Some games don't even have a tutorial and just expect you to guess what you're supposed to do, like Ark ( and most survival games actually ). First time I played ( I didn't play Minecraft before ), no idea what to do, I had to check the internet to discover I was supposed to punch rocks and trees to get resources... and that's a big issue when the devs just assume that people are going to learn and try by themselves, when the solution makes ZERO sense because I would never have the idea to punch rocks and trees IRL... or maybe they assumed people would play with other people teaching them, as it's a multiplayer game, and forgot about solo players.
Then some games have absolutely overbloated tutorials, like a lot of JRPGs or RTS/4X games that keep introducing new mechanics 30 hours in. I often give up these at the tutorial. Like in some fighting games where the tutorials has you perform a bunch of ultra-precise moves and just throws at you soooo many mechanics like anim cancel, overthrows, combos, super moves, hyper moves, chain attacks, frame skipping, overdrive, gadgets, environmental damage, or whatnot I'm just making stuff up here.
Or recently I started Lords of the Fallen, the tutorial is really intrusive and throws so many button combinations and mechanics at you for what feels like 2 hours. Meanwhile the Souls/Elden Ring games have short tutorials and then they let you discover things by yourself. Not sure it's a better approach though, since some people might play the whole game ithout understanding its mechanics.

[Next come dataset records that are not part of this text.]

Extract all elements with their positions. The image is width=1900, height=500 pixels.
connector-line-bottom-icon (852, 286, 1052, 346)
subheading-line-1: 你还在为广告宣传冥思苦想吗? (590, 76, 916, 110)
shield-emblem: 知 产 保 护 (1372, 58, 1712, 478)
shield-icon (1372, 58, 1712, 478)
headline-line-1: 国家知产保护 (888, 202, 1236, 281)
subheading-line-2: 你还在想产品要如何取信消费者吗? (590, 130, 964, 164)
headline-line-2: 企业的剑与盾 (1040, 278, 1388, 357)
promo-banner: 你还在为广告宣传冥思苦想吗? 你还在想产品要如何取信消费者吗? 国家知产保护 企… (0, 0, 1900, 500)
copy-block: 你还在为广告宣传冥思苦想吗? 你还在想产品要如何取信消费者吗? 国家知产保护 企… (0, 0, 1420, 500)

I never played Unicorn Overlord below expert and I didn't start checking outside resources until I beat it. While having scaling tutorial fights would be nice and not all skill descriptions matched the skill effects before a patch or 2, I never hit a wall. The majority of the information is in skill/unit descriptions, and you can check out the entirety of enemy squads as well as your own.
I'm thinking of getting that game, is it good? I like fire emblem but never branched out
@@ThePaulineu Unicorn Overlord is apparently much closer to a series called Ogre Battle than Fire Emblem, though it definitely has some resemblance to the latter.
Its story is serviceable and the characters are fine, but the amazing presentation and challenging yet dynamic combat system are the real draws for this game. I'd say it's definitely worth considering at least!
Have you not done a no paraglider playthrough? Its legitimately a blast and I think the paraglider not being given to you right off the GSI is because of that. Lots of people wanted a way to play BotW without the paraglider for challenge runs. I think the game does a good job at guiding the player to where you need to go next, it's our wonderment with getting back down to Hyrule and wanting to explore that may have thrown some off (I don't think that's a fault of the player or the game either, TotK having so many options on how to tackle things...I really appreciated that)
As far as the GSI being more linear, I don't know if I agree without outside of how you get the recall shrine. I've replayed this game a lot and there's a lot of freedom on how you can tackle those first 3 shrines
It’s a similar concept but you should make an episode about video game demos!
the original tutorial for limbus company was pretty bad, super focused on the ultimately not that important resonence mechanic while completely neglecting to explain how clashing (basically the focus of all combat) works at all. thankfully it has gotten significantly better over time.